DENVER — If it felt extra dry and windy on Thursday, even by our recent standards, you'd be right.
Colorado Springs, Denver and much of eastern Colorado experienced exceptionally dry weather conditions on Thursday. Much of the Front Range and eastern Colorado saw dewpoints drop below zero on Thursday, a rare to historic level of dryness for the month of May.
Dewpoints are a measure of the amount of moisture in the atmosphere. The lower the dewpoint, for example, the drier the air mass is.
In Colorado Springs, the dewpoint dropped to a stunning -15 degrees on Thursday afternoon. That's now the lowest dewpoint on record there during the month of May. Dewpoint records in Colorado Springs date back to 1949.
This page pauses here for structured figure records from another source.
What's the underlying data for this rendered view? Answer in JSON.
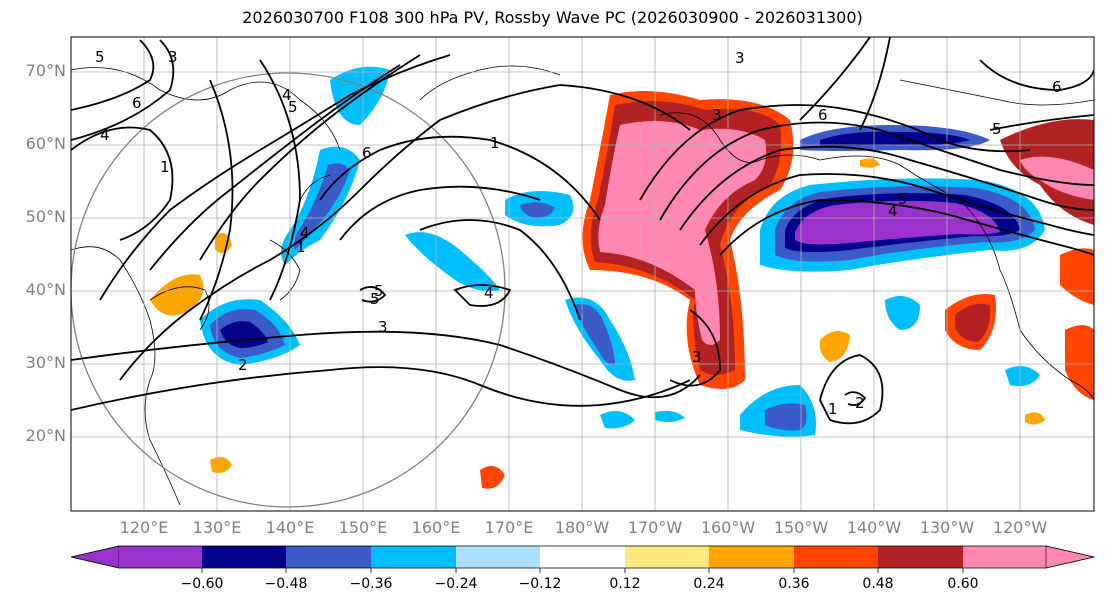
{
  "title": "2026030700 F108 300 hPa PV, Rossby Wave PC (2026030900 - 2026031300)",
  "lat_labels": [
    "70°N",
    "60°N",
    "50°N",
    "40°N",
    "30°N",
    "20°N"
  ],
  "lon_labels": [
    "120°E",
    "130°E",
    "140°E",
    "150°E",
    "160°E",
    "170°E",
    "180°W",
    "170°W",
    "160°W",
    "150°W",
    "140°W",
    "130°W",
    "120°W"
  ],
  "colorbar": {
    "ticks": [
      "−0.60",
      "−0.48",
      "−0.36",
      "−0.24",
      "−0.12",
      "0.12",
      "0.24",
      "0.36",
      "0.48",
      "0.60"
    ],
    "colors": [
      "#9932CC",
      "#00008B",
      "#3A5BC8",
      "#00BFFF",
      "#ADDFFF",
      "#FFFFFF",
      "#FFE97F",
      "#FFA500",
      "#FF4500",
      "#B22222",
      "#FF88B2"
    ]
  },
  "contour_labels": [
    "5",
    "3",
    "6",
    "4",
    "1",
    "5",
    "4",
    "6",
    "1",
    "5",
    "1",
    "4",
    "4",
    "5",
    "3",
    "2",
    "3",
    "3",
    "6",
    "5",
    "4",
    "5",
    "1",
    "2",
    "6",
    "3"
  ]
}
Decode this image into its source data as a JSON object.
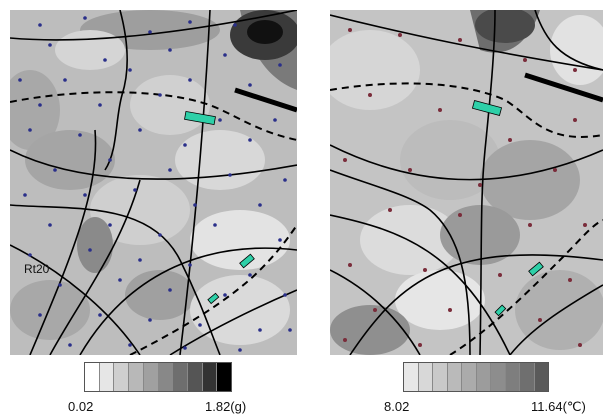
{
  "left_map": {
    "label": "Rt20",
    "legend": {
      "min": "0.02",
      "max": "1.82(g)",
      "colors": [
        "#ffffff",
        "#e6e6e6",
        "#cfcfcf",
        "#b8b8b8",
        "#a0a0a0",
        "#888888",
        "#6e6e6e",
        "#555555",
        "#333333",
        "#000000"
      ]
    },
    "point_color": "#2a2f8a",
    "marker_color": "#2ed0a8"
  },
  "right_map": {
    "legend": {
      "min": "8.02",
      "max": "11.64(℃)",
      "colors": [
        "#e8e8e8",
        "#d8d8d8",
        "#c9c9c9",
        "#bababa",
        "#ababab",
        "#9c9c9c",
        "#8d8d8d",
        "#7e7e7e",
        "#6f6f6f",
        "#5a5a5a"
      ]
    },
    "point_color": "#7a2c3a",
    "marker_color": "#2ed0a8"
  }
}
In Denver, the dewpoint dropped below zero on Thursday afternoon, making it the city's first below-zero May dewpoint since 2011. That's based on official observations from Denver International Airport, Denver's official climate site.
Translation: It was really dry on Thursday, even historic in places.
On top of that, winds gusted up to 70 mph in the foothills, with the Denver and Colorado Springs areas each seeing peak gusts above 50 mph.
Three grass fires started in Colorado Springs on Thursday, likely helped by Thursday's exceptionally dry and windy weather.
Colorado saw its eighth-straight day with a Red Flag Warning (fire weather warning) over at least some portion of the state on Thursday, and the 33rd day out of the last 38.